La victoire de Donald Trump à la présidentielle suscite des inquiétudes aussi bien aux États-Unis que dans le reste du monde. En 2017, l’homme d’affaires avait accédé à la Maison-Blanche presque de façon inattendue. Mal préparé, il s’était entouré en partie de républicains traditionnels, respectueux des institutions, qui avaient joué le rôle de contre-pouvoirs internes et limité les excès de leur leader.

Donald Trump les a progressivement écartés et a commencé à constituer une équipe dont le critère principal est la loyauté. Son retour à la tête de la première puissance mondiale pourrait donc se révéler encore plus destructeur pour l’État de droit, la séparation des pouvoirs et l’application d’un programme ultraconservateur.

Blandine Chelini-Pont, professeure d’histoire contemporaine à l’université Aix-Marseille, analyse les dérives du premier mandat de Donald Trump et esquisse les tendances de ses quatre années à venir dans le bureau ovale.

Donald Trump a remporté l’élection présidentielle, les républicains dominent le Sénat, la Chambre est encore en suspens. Quels contre-pouvoirs pourraient freiner son action ?

Blandine Chelini-Pont : Les contre-pouvoirs existent, établis par la Constitution fédérale. C’est le système des « checks and balances » qui, en théorie, protège le champ d’action de chaque pouvoir (exécutif, législatif et judiciaire), avec un mécanisme de contrôle et de coopération assez flexible. C’est le fonctionnement idéal. Cependant, ce dernier a été sujet à de nombreuses dérives, notamment une présidentialisation de plus en plus marquée, qui s’est intensifiée pendant le premier mandat de Donald Trump.

Comment cette présidentialisation s’est-elle manifestée ?

B. C.-P. : Donald Trump a négligé les procédures institutionnelles et les règles stipulées dans la Constitution. Par exemple, il a souvent évité de passer par le Sénat pour valider les nominations de son cabinet et d’autres responsables de l’exécutif. Lors de son prochain mandat, il pourrait accentuer l’utilisation de son pouvoir de nomination au sein de l’administration.

Le think tank ultraconservateur Heritage Foundation soutient cette démarche : il espère que Trump va renvoyer toutes les personnes soupçonnées d’être des « gauchistes » au sein de l’administration fédérale et propose le remplacement immédiat de plusieurs dizaines de milliers de fonctionnaires fédéraux [en comparaison, environ 4 000 remplacements lors d’une alternance classique, NDLR.].

Les républicains accusent l’État fédéral de restreindre les libertés des Américains et des États fédérés. Ils se présentent comme les opposants du Deep State, « l’État profond ».

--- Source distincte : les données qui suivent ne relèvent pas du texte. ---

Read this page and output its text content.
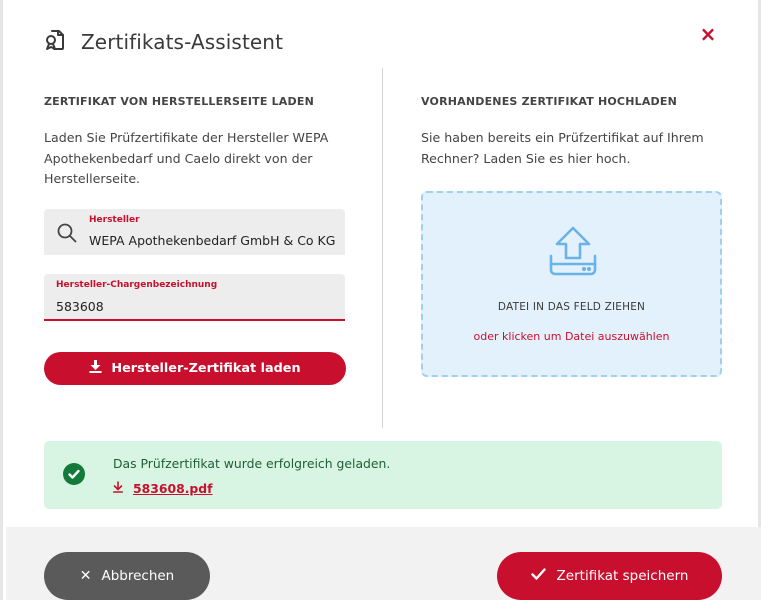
Zertifikats-Assistent	×
ZERTIFIKAT VON HERSTELLERSEITE LADEN
Laden Sie Prüfzertifikate der Hersteller WEPA Apothekenbedarf und Caelo direkt von der Herstellerseite.
Hersteller
WEPA Apothekenbedarf GmbH & Co KG
Hersteller-Chargenbezeichnung
583608
Hersteller-Zertifikat laden
VORHANDENES ZERTIFIKAT HOCHLADEN
Sie haben bereits ein Prüfzertifikat auf Ihrem Rechner? Laden Sie es hier hoch.
DATEI IN DAS FELD ZIEHEN
oder klicken um Datei auszuwählen
Das Prüfzertifikat wurde erfolgreich geladen.
583608.pdf
✕ Abbrechen	Zertifikat speichern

Néanmoins, paradoxalement, le remède qu’ils suggèrent consiste à octroyer au président des États-Unis un pouvoir maximal sur le contrôle de l’administration. Il est donc légitime de s’inquiéter de l’infiltration des réseaux trumpistes dans tous les services de l’État.

Les agences gouvernementales jouissant d’une certaine indépendance dans leur pouvoir de contrôle [comme la CIA ou l’agence de protection de l’environnement, NDLR.] sont particulièrement visées. Donald Trump pourrait tenter de les subvertir – c’est-à-dire de modifier leurs missions à son avantage – de couper leur financement, voire de les supprimer totalement.

Le parti républicain compte-t-il encore des opposants au trumpisme ? Si oui, ont-ils un quelconque pouvoir ?

B. C.-P. : Un certain nombre de républicains ont publiquement fait part de leur opposition à Donald Trump. Plus de 200 d’entre eux ont signé une tribune dans USA Today pour soutenir Kamala Harris contre leur candidat. La figure la plus emblématique de ces dissidents est Liz Cheney, ancienne numéro trois du Grand Old Party [jusqu’en 2021, NDLR.] et fille de Dick Cheney, vice-président sous George W. Bush. Elle s’est éloignée de Trump depuis l’assaut du Capitole en 2021.

Cependant, ces républicains n’occupent plus de mandat fédéral. Liz Cheney, par exemple, n’a pas été réélue en 2022. Depuis les élections de mi-mandat de 2022, les élus républicains au Congrès sont essentiellement des trumpistes radicaux ayant fait campagne sur le nom du milliardaire.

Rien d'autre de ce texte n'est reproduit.